Mike Espy in Jackson, Mississippi

JACKSON, Miss. (AP) — A Democrat trying to unseat a Republican U.S. senator in Mississippi said Wednesday that he has received his “biggest endorsement yet,” from former President Barack Obama.

“Mike Espy has a great chance to win this election for the Senate and keep Mississippi moving forward,” Obama said in a radio ad and the text of a fundraising appeal.

Espy was U.S. agriculture secretary under President Bill Clinton, after serving six years in Congress from a rural Mississippi district. He is challenging Republican Sen. Cindy Hyde-Smith in a rematch of a 2018 special election.

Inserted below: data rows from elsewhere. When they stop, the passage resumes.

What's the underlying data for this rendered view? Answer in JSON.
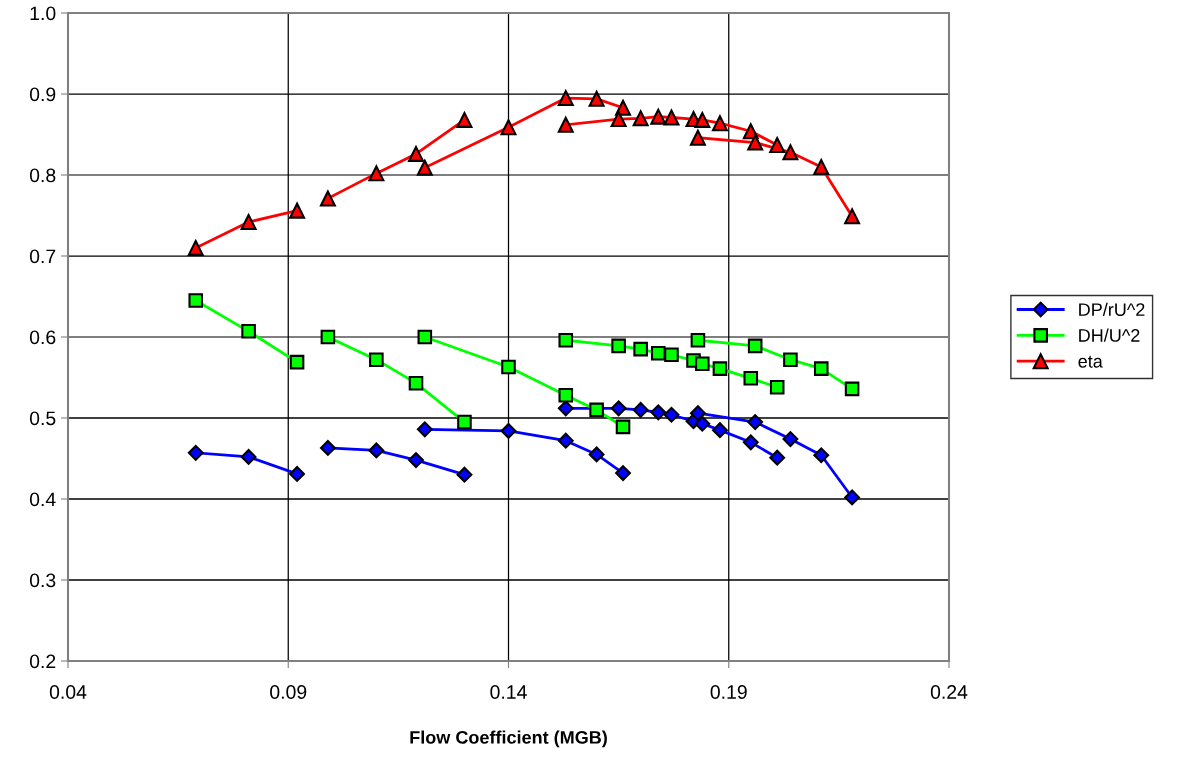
{
  "chart_data": {
    "type": "line",
    "xlabel": "Flow Coefficient (MGB)",
    "xlim": [
      0.04,
      0.24
    ],
    "xticks": [
      0.04,
      0.09,
      0.14,
      0.19,
      0.24
    ],
    "ylim": [
      0.2,
      1.0
    ],
    "yticks": [
      0.2,
      0.3,
      0.4,
      0.5,
      0.6,
      0.7,
      0.8,
      0.9,
      {
        "value": 1.0,
        "label": "1.0"
      }
    ],
    "grid": true,
    "legend": "right",
    "series": [
      {
        "name": "DP/rU^2",
        "color": "#0000ff",
        "marker": "diamond",
        "x": [
          0.069,
          0.081,
          0.092,
          null,
          0.099,
          0.11,
          0.119,
          0.13,
          null,
          0.121,
          0.14,
          0.153,
          0.16,
          0.166,
          null,
          0.153,
          0.165,
          0.17,
          0.174,
          0.177,
          0.182,
          0.184,
          0.188,
          0.195,
          0.201,
          null,
          0.183,
          0.196,
          0.204,
          0.211,
          0.218
        ],
        "values": [
          0.457,
          0.452,
          0.431,
          null,
          0.463,
          0.46,
          0.448,
          0.43,
          null,
          0.486,
          0.484,
          0.472,
          0.455,
          0.432,
          null,
          0.512,
          0.512,
          0.51,
          0.507,
          0.504,
          0.496,
          0.493,
          0.485,
          0.47,
          0.451,
          null,
          0.506,
          0.495,
          0.474,
          0.454,
          0.402
        ]
      },
      {
        "name": "DH/U^2",
        "color": "#00ff00",
        "marker": "square",
        "x": [
          0.069,
          0.081,
          0.092,
          null,
          0.099,
          0.11,
          0.119,
          0.13,
          null,
          0.121,
          0.14,
          0.153,
          0.16,
          0.166,
          null,
          0.153,
          0.165,
          0.17,
          0.174,
          0.177,
          0.182,
          0.184,
          0.188,
          0.195,
          0.201,
          null,
          0.183,
          0.196,
          0.204,
          0.211,
          0.218
        ],
        "values": [
          0.645,
          0.607,
          0.569,
          null,
          0.6,
          0.572,
          0.543,
          0.495,
          null,
          0.6,
          0.563,
          0.528,
          0.51,
          0.489,
          null,
          0.596,
          0.589,
          0.585,
          0.58,
          0.578,
          0.571,
          0.567,
          0.561,
          0.549,
          0.538,
          null,
          0.596,
          0.589,
          0.572,
          0.561,
          0.536
        ]
      },
      {
        "name": "eta",
        "color": "#ff0000",
        "marker": "triangle",
        "x": [
          0.069,
          0.081,
          0.092,
          null,
          0.099,
          0.11,
          0.119,
          0.13,
          null,
          0.121,
          0.14,
          0.153,
          0.16,
          0.166,
          null,
          0.153,
          0.165,
          0.17,
          0.174,
          0.177,
          0.182,
          0.184,
          0.188,
          0.195,
          0.201,
          null,
          0.183,
          0.196,
          0.204,
          0.211,
          0.218
        ],
        "values": [
          0.71,
          0.742,
          0.756,
          null,
          0.771,
          0.802,
          0.826,
          0.868,
          null,
          0.809,
          0.859,
          0.895,
          0.894,
          0.883,
          null,
          0.862,
          0.869,
          0.87,
          0.872,
          0.871,
          0.869,
          0.868,
          0.864,
          0.854,
          0.837,
          null,
          0.846,
          0.84,
          0.828,
          0.81,
          0.749
        ]
      }
    ]
  }
}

Espy outraised Hyde-Smith 45 to 1 between October 1st and October 14th, according to the Espy campaign. Espy pulled in more than $3.8 million, while Hyde-Smith raised only $84,000.

President Donald Trump on Wednesday afternoon tweeted his support for Hyde-Smith, saying she “delivers” for the state.

Hyde-Smith is a former state agriculture commissioner who was appointed to serve temporarily in the Senate in the spring of 2018 when longtime Republican Sen. Thad Cochran retired because of poor health. A special election was held in November 2018 to fill the final two years of the six-year term Cochran started, and Hyde-Smith defeated Espy in a runoff.

Hyde-Smith is the first woman to represent Mississippi in either chamber of Congress. Espy, an attorney, made history in 1986 as the state’s first Black congressman since the Reconstruction, and Clinton chose him as U.S. agriculture secretary in 1993. He is trying to become Mississippi’s first Black U.S. senator since the Reconstruction.

Trump stumped for Hyde-Smith in Mississippi in 2018 and she campaigns as a loyal supporter of Trump and his policies.

The Democratic presidential nominee, former Vice President Joe Biden, endorsed Espy last month. In the fundraising appeal Wednesday, Obama mentioned Mississippi retiring the last state flag in the U.S. that included the Confederate battle emblem. Legislators made the change in June amid the context of widespread protests over racial injustice after a Black man was killed in Minneapolis police custody.

“You were finally able to change the flag. Now, you can change your Senator, too,” Obama said. “Mike Espy for Senate and Joe Biden for President. It’s your time to be heard.”

Republicans hold all statewide offices in Mississippi and voters in the state last elected a Democrat to the U.S. Senate in 1982, when John C. Stennis won his final term. Stennis left office in early 1989, after serving more than 41 years.

Tennessee Tribune staff contributed to this report.